1. They hate risk. There’s a reason that seasoned entrepreneurs don’t think of themselves as risk takers, even though everyone else does. They have developed terrific ways to limit potential losses as they start a new venture. They don’t like risk. They accept it as part of the game and then work extremely hard to reduce it to a minimum.
People who have started one or more ventures will tell you: You need to know how much you are willing to lose before you even start thinking about starting something new. And you need to do everything possible to make sure you don’t exceed that figure.
Successful serial entrepreneurs adhere to the basic principles of risk management: If you’re going to play in a game with uncertain outcomes, 1) don’t pay/bet more than what you can expect as a return, and 2) don’t pay/bet more than you can afford to lose. Both of those ideas can be summed up with the phrase “Acceptable Loss,” a concept where you consider the potential downside of whatever risk you are about to take—such as starting a new company or some other venture that is going to consume a lot of your time, capital, or other assets—and put on the line no more than you find it acceptable to lose should it not turn out the way you want.

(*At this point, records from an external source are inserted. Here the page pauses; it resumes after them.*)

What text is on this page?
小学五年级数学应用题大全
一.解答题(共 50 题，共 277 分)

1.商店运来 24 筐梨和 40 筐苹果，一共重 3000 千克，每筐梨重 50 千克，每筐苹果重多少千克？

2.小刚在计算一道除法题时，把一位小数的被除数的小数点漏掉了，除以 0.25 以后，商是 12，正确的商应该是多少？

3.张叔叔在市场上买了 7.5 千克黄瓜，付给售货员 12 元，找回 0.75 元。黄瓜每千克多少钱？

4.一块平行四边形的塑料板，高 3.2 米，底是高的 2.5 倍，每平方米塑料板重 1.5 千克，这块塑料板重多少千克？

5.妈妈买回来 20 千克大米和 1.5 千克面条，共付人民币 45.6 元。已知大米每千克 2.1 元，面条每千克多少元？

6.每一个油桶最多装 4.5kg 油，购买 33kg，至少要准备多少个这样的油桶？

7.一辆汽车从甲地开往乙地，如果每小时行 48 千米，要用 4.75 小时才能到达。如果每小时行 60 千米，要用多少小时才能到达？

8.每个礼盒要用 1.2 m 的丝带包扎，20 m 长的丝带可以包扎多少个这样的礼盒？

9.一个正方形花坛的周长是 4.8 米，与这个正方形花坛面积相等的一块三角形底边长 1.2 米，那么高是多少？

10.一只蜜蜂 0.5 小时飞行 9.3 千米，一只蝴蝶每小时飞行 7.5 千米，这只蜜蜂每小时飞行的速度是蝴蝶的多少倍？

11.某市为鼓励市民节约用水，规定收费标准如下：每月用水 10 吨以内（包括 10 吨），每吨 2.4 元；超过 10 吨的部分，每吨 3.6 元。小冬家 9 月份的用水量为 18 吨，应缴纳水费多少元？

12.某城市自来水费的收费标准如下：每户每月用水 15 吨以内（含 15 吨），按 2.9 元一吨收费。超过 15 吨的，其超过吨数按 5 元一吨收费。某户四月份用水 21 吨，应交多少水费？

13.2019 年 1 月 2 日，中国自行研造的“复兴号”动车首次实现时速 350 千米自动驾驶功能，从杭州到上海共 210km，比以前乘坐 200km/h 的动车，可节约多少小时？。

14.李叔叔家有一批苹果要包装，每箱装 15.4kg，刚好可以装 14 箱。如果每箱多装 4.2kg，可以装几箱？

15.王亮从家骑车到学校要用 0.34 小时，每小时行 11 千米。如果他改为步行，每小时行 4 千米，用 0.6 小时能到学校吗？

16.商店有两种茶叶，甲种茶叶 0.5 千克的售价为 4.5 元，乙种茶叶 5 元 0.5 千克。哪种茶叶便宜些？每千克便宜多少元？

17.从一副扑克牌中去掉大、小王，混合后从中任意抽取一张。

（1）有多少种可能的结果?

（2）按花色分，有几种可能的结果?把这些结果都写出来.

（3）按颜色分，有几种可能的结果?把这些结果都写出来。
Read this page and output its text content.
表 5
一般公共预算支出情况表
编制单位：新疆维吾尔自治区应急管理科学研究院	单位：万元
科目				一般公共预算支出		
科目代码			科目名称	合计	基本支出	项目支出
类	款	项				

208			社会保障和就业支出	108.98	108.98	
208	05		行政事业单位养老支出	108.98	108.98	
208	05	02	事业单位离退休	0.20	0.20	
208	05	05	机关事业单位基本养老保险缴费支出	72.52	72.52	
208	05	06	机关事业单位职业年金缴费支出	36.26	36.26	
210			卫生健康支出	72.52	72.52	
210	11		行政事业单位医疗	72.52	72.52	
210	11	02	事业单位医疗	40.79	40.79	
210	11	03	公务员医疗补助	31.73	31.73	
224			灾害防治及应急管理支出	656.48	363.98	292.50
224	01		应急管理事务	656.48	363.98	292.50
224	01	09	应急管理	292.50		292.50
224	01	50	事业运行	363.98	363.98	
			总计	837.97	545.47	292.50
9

How could this concept work for the rest of us? As you prepare to take action, you need to ask two questions to make sure you stay within the bounds of your Acceptable Loss.
- What can I afford to pay to take the next step, and
- What am I willing to pay to take the next step?

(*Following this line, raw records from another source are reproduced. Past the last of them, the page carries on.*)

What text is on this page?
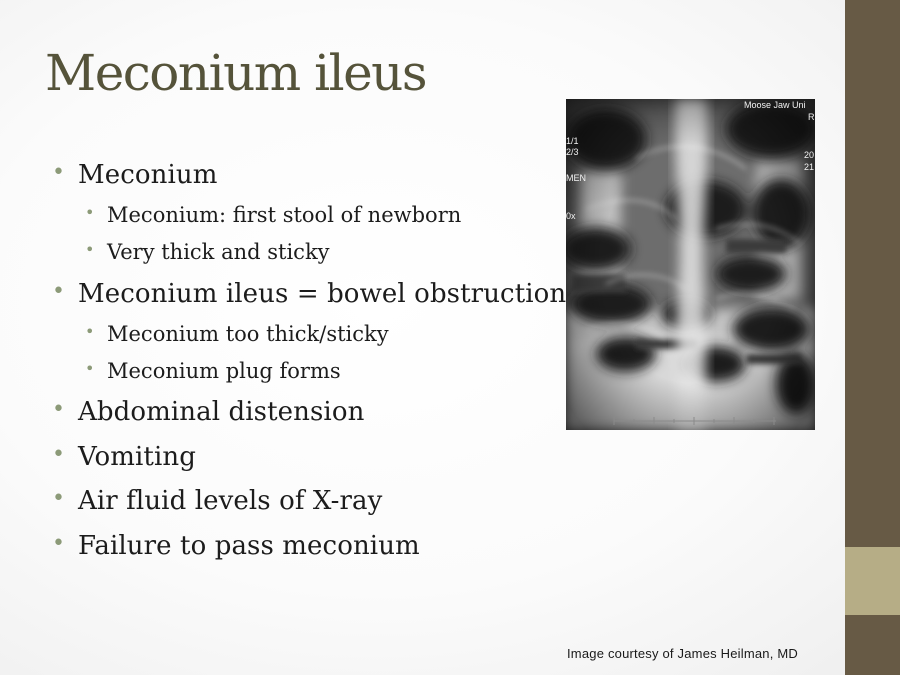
Meconium ileus
• Meconium
• Meconium: first stool of newborn
• Very thick and sticky
• Meconium ileus = bowel obstruction
• Meconium too thick/sticky
• Meconium plug forms
• Abdominal distension
• Vomiting
• Air fluid levels of X-ray
• Failure to pass meconium
Moose Jaw Uni
R
20
21
1/1
2/3
MEN
0x
Image courtesy of James Heilman, MD
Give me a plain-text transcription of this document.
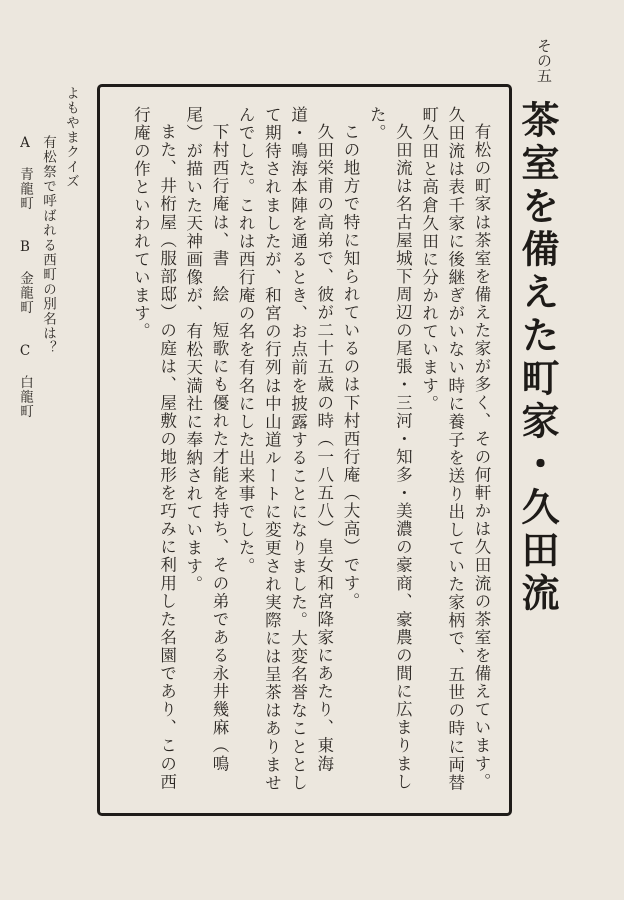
その五
茶室を備えた町家・久田流

有松の町家は茶室を備えた家が多く、その何軒かは久田流の茶室を備えています。久田流は表千家に後継ぎがいない時に養子を送り出していた家柄で、五世の時に両替町久田と高倉久田に分かれています。

久田流は名古屋城下周辺の尾張・三河・知多・美濃の豪商、豪農の間に広まりました。

この地方で特に知られているのは下村西行庵（大高）です。

久田栄甫の高弟で、彼が二十五歳の時（一八五八）皇女和宮降家にあたり、東海道・鳴海本陣を通るとき、お点前を披露することになりました。大変名誉なこととして期待されましたが、和宮の行列は中山道ルートに変更され実際には呈茶はありませんでした。これは西行庵の名を有名にした出来事でした。

下村西行庵は、書　絵　短歌にも優れた才能を持ち、その弟である永井幾麻（鳴尾）が描いた天神画像が、有松天満社に奉納されています。

また、井桁屋（服部邸）の庭は、屋敷の地形を巧みに利用した名園であり、この西行庵の作といわれています。

よもやまクイズ

有松祭で呼ばれる西町の別名は？

A　青龍町　B　金龍町　C　白龍町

2. They don’t over-think. If they are facing a situation they have seen before, or one where data is readily available, entrepreneurs rely on what has happened in the past. But when they are facing an unknown future—will their new product or service be a success; is their community going to accept their non-profit idea—they don’t spend a lot of time thinking. When they can’t predict the future, they act.
Specifically, they take a small (inexpensive) step toward their goal. They pause to see what they learn from taking that step. And then, if it makes sense, they build off what they have learned and take another small step. They follow this Act, Learn, Build model until they achieve what they want; decide it can’t be done, or choose to do something else.

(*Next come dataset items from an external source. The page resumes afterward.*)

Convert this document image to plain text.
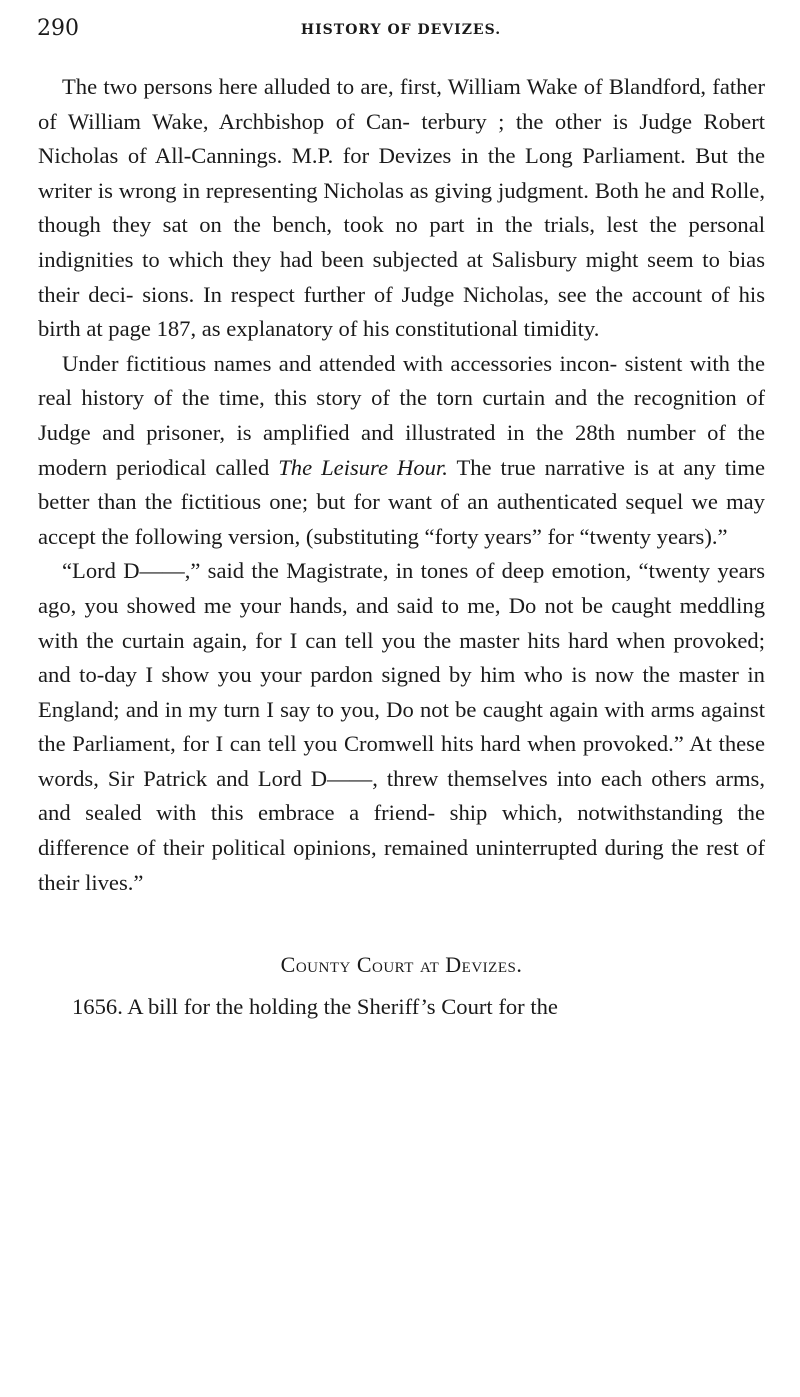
290	HISTORY OF DEVIZES.

The two persons here alluded to are, first, William Wake of Blandford, father of William Wake, Archbishop of Can- terbury ; the other is Judge Robert Nicholas of All-Cannings. M.P. for Devizes in the Long Parliament. But the writer is wrong in representing Nicholas as giving judgment. Both he and Rolle, though they sat on the bench, took no part in the trials, lest the personal indignities to which they had been subjected at Salisbury might seem to bias their deci- sions. In respect further of Judge Nicholas, see the account of his birth at page 187, as explanatory of his constitutional timidity.

Under fictitious names and attended with accessories incon- sistent with the real history of the time, this story of the torn curtain and the recognition of Judge and prisoner, is amplified and illustrated in the 28th number of the modern periodical called The Leisure Hour. The true narrative is at any time better than the fictitious one; but for want of an authenticated sequel we may accept the following version, (substituting “forty years” for “twenty years).”

“Lord D——,” said the Magistrate, in tones of deep emotion, “twenty years ago, you showed me your hands, and said to me, Do not be caught meddling with the curtain again, for I can tell you the master hits hard when provoked; and to-day I show you your pardon signed by him who is now the master in England; and in my turn I say to you, Do not be caught again with arms against the Parliament, for I can tell you Cromwell hits hard when provoked.” At these words, Sir Patrick and Lord D——, threw themselves into each others arms, and sealed with this embrace a friend- ship which, notwithstanding the difference of their political opinions, remained uninterrupted during the rest of their lives.”

County Court at Devizes.

1656. A bill for the holding the Sheriff’s Court for the
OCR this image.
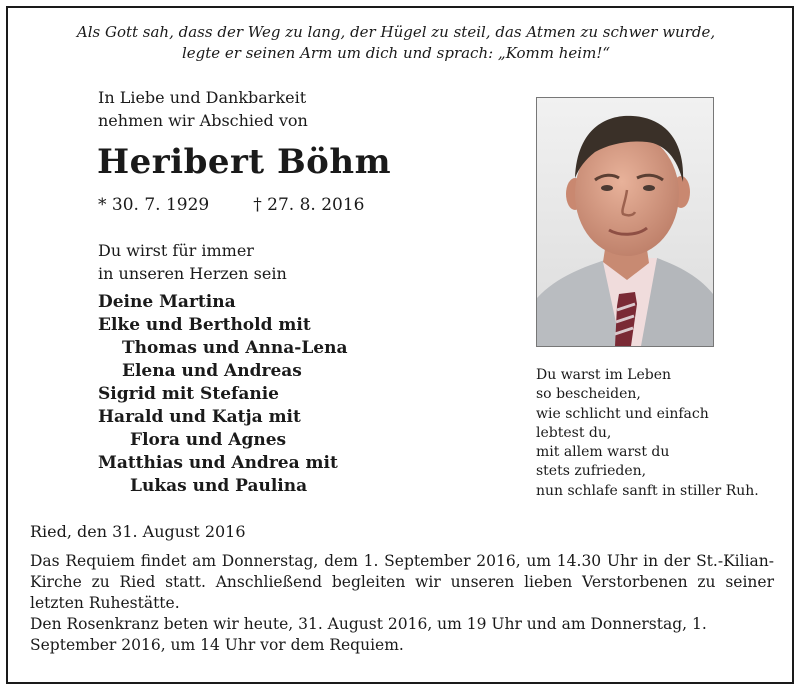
Als Gott sah, dass der Weg zu lang, der Hügel zu steil, das Atmen zu schwer wurde,
legte er seinen Arm um dich und sprach: „Komm heim!“
In Liebe und Dankbarkeit
nehmen wir Abschied von
Heribert Böhm
* 30. 7. 1929	† 27. 8. 2016
Du wirst für immer
in unseren Herzen sein
Deine Martina
Elke und Berthold mit
Thomas und Anna-Lena
Elena und Andreas
Sigrid mit Stefanie
Harald und Katja mit
Flora und Agnes
Matthias und Andrea mit
Lukas und Paulina
Du warst im Leben
so bescheiden,
wie schlicht und einfach
lebtest du,
mit allem warst du
stets zufrieden,
nun schlafe sanft in stiller Ruh.
Ried, den 31. August 2016

Das Requiem findet am Donnerstag, dem 1. September 2016, um 14.30 Uhr in der St.-Kilian-Kirche zu Ried statt. Anschließend begleiten wir unseren lieben Verstorbenen zu seiner letzten Ruhestätte.

Den Rosenkranz beten wir heute, 31. August 2016, um 19 Uhr und am Donnerstag, 1. September 2016, um 14 Uhr vor dem Requiem.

3. They let the market decide. One of the smartest entrepreneurs I ever met, followed that Act Build Repeat model convinced he had a huge hit on his hands. Just to triple-check (he, too, hated risk) he subjected his idea to extensive focus grouping. The outcome: The market didn’t look big enough, or as he put it “when the dogs don’t like the dog food, it’s bad dog food. Period.” He went on to try something else.
As I have written about before, I am the world’s most reluctant entrepreneur. But I am constantly trying to learn from those who do it well.